Hostname validation for Db2 clients
With the release of Db2 11.5.6, Db2 clients can verify the hostname that appears in a Db2 server's Transport Layer Security (TLS, formerly known as SSL) certificate against the server for which they are configured to connect. Using hostname validation, Db2 clients have an added layer of security when negotiating secure connections to Db2 servers during a TLS handshake.
How hostname validation works
When a Db2 client sends a client hello
message to a Db2 server during a
TLS handshake, the server responds with it's own
server hello
message, which includes, among other things, its certificate. It is at
this point that the client authenticates the server using this certificate.
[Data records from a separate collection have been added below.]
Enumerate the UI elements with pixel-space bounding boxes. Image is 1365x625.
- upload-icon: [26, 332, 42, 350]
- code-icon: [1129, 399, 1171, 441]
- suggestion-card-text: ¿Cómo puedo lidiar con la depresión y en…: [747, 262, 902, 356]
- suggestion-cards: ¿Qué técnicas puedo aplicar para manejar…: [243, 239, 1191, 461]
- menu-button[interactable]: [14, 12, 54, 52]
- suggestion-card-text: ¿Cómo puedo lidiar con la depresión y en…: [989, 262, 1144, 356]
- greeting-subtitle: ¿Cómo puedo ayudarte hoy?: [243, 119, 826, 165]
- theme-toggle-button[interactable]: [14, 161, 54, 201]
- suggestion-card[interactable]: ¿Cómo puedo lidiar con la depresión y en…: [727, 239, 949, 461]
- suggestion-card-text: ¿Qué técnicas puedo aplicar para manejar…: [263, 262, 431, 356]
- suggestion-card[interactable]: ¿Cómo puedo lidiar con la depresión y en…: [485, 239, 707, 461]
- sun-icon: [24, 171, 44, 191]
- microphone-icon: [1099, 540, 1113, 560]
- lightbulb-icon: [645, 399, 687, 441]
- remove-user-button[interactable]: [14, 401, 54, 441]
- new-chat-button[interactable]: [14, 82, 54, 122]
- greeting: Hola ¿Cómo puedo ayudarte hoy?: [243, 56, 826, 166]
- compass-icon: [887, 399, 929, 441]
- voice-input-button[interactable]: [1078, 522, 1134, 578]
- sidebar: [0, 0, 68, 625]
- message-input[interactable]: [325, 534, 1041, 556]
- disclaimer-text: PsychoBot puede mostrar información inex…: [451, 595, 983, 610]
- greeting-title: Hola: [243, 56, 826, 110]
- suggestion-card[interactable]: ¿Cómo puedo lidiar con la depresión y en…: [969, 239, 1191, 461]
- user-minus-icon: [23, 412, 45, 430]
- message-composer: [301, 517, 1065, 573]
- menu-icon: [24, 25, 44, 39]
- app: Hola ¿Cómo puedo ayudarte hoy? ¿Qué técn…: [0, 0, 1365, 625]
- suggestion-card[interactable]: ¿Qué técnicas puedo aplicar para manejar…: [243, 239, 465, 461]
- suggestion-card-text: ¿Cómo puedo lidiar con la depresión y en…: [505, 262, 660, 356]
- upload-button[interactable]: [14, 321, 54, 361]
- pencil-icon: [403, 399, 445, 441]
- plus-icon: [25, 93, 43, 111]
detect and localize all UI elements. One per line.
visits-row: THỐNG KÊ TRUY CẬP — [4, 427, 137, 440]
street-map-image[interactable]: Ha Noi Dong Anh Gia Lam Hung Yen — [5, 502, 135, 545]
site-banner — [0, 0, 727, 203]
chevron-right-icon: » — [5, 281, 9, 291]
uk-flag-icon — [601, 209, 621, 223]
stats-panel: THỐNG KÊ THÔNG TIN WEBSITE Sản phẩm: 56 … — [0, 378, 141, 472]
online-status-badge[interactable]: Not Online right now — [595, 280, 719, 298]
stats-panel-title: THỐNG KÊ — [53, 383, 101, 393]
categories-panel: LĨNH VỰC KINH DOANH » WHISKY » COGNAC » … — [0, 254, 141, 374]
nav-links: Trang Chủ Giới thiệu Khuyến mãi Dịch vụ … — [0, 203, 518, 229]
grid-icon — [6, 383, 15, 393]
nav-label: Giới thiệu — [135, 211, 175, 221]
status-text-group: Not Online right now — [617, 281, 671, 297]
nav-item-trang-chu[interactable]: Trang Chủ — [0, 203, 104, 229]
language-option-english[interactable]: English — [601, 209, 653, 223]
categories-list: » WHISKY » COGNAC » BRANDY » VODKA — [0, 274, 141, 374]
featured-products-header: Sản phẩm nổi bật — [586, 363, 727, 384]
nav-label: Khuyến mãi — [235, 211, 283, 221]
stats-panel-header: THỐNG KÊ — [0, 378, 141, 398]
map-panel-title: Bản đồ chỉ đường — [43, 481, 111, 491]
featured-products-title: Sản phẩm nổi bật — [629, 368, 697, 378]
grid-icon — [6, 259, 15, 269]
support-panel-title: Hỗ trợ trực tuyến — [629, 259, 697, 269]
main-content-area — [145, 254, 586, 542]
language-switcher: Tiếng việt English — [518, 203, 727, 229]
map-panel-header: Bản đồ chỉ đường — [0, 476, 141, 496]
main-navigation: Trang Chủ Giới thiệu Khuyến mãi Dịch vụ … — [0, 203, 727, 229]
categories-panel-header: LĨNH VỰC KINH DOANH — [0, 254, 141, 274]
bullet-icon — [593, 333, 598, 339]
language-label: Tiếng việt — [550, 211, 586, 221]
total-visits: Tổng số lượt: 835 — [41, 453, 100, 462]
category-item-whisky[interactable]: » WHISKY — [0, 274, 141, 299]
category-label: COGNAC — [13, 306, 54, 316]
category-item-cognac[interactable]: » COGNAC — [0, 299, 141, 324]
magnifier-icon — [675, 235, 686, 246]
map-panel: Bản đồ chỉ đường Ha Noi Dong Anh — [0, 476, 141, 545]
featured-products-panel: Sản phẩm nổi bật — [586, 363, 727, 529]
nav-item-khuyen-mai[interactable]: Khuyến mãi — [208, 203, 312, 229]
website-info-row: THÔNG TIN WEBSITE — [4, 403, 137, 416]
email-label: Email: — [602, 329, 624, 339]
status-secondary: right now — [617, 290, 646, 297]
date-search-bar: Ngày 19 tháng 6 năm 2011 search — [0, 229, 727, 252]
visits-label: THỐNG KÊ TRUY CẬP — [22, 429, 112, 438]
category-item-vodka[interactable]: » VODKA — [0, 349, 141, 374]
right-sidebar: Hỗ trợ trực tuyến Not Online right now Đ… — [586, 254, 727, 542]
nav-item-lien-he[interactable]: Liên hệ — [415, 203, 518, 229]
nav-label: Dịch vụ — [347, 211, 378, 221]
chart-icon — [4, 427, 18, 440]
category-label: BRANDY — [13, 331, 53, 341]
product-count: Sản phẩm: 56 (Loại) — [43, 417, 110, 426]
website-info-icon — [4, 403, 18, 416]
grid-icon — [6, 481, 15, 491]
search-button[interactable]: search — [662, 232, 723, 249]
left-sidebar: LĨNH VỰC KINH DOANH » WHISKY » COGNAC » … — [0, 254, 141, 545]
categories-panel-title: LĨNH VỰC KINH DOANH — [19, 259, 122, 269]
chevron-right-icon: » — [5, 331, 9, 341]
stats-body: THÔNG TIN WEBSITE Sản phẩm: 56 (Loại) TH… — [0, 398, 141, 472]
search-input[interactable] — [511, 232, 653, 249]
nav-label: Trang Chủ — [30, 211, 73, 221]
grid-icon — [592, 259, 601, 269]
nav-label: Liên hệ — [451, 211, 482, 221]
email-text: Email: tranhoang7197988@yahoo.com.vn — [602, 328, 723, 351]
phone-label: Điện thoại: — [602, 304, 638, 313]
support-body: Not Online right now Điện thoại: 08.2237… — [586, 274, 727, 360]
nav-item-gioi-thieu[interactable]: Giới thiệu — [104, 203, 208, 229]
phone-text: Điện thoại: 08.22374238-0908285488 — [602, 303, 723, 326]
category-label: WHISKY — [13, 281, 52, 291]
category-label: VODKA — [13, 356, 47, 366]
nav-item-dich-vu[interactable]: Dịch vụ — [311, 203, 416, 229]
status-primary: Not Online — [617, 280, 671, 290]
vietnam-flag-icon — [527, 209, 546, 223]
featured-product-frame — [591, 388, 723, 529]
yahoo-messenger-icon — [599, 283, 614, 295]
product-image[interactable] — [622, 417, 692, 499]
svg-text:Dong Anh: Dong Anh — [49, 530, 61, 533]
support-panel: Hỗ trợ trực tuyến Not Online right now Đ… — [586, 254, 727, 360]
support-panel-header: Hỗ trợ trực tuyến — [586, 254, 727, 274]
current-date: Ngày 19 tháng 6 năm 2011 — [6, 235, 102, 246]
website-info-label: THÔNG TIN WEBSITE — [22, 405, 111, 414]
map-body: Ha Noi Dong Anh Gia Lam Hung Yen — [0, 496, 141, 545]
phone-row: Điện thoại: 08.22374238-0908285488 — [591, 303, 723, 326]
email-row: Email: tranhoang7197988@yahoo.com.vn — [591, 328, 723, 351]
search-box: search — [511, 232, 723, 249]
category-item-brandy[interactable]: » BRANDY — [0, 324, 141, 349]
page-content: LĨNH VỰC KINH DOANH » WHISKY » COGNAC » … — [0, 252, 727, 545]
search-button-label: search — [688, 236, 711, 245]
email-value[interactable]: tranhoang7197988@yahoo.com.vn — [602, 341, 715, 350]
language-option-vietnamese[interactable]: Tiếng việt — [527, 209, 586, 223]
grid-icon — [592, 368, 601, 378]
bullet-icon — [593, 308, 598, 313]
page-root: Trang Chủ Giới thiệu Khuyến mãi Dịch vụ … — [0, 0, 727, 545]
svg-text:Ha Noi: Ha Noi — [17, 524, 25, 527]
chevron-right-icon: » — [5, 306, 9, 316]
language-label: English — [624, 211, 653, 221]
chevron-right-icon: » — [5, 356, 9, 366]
If hostname validation is enabled, the client verifies that the hostname to which it is configured to connect matches one of the hostnames present in the certificate. The server’s identity can be represented using different fields in the certificate. Once the client authenticates the server, both parties perform key exchange and a successful TLS connection is established.
- A Db2
client initiates a connection with a Db2
server:
Hostname=xyz.example.com;Security=SSL;SSLClientHostnameValidation=Basic;Database=….
- The server responds with its
certificate:
Key Size : 2048 Version : X509 V3 Serial : xxx Issuer : CN=Example Enterprise CA Subject : CN=xyz.example.com Not Before : November 26, 2020 4:44:11 PM EST Not After : November 27, 2021 4:44:11 PM EST Extensions subjectAlternativeName dNSName: xyz.example.com Signature Algorithm : SHA1WithRSASignature
- The client performs hostname validation. In this case, it is successful because the certificate contains xyz.example.com as its subject alternate name (SAN).
- The rest of the handshake takes place and a secure connection is established with the server.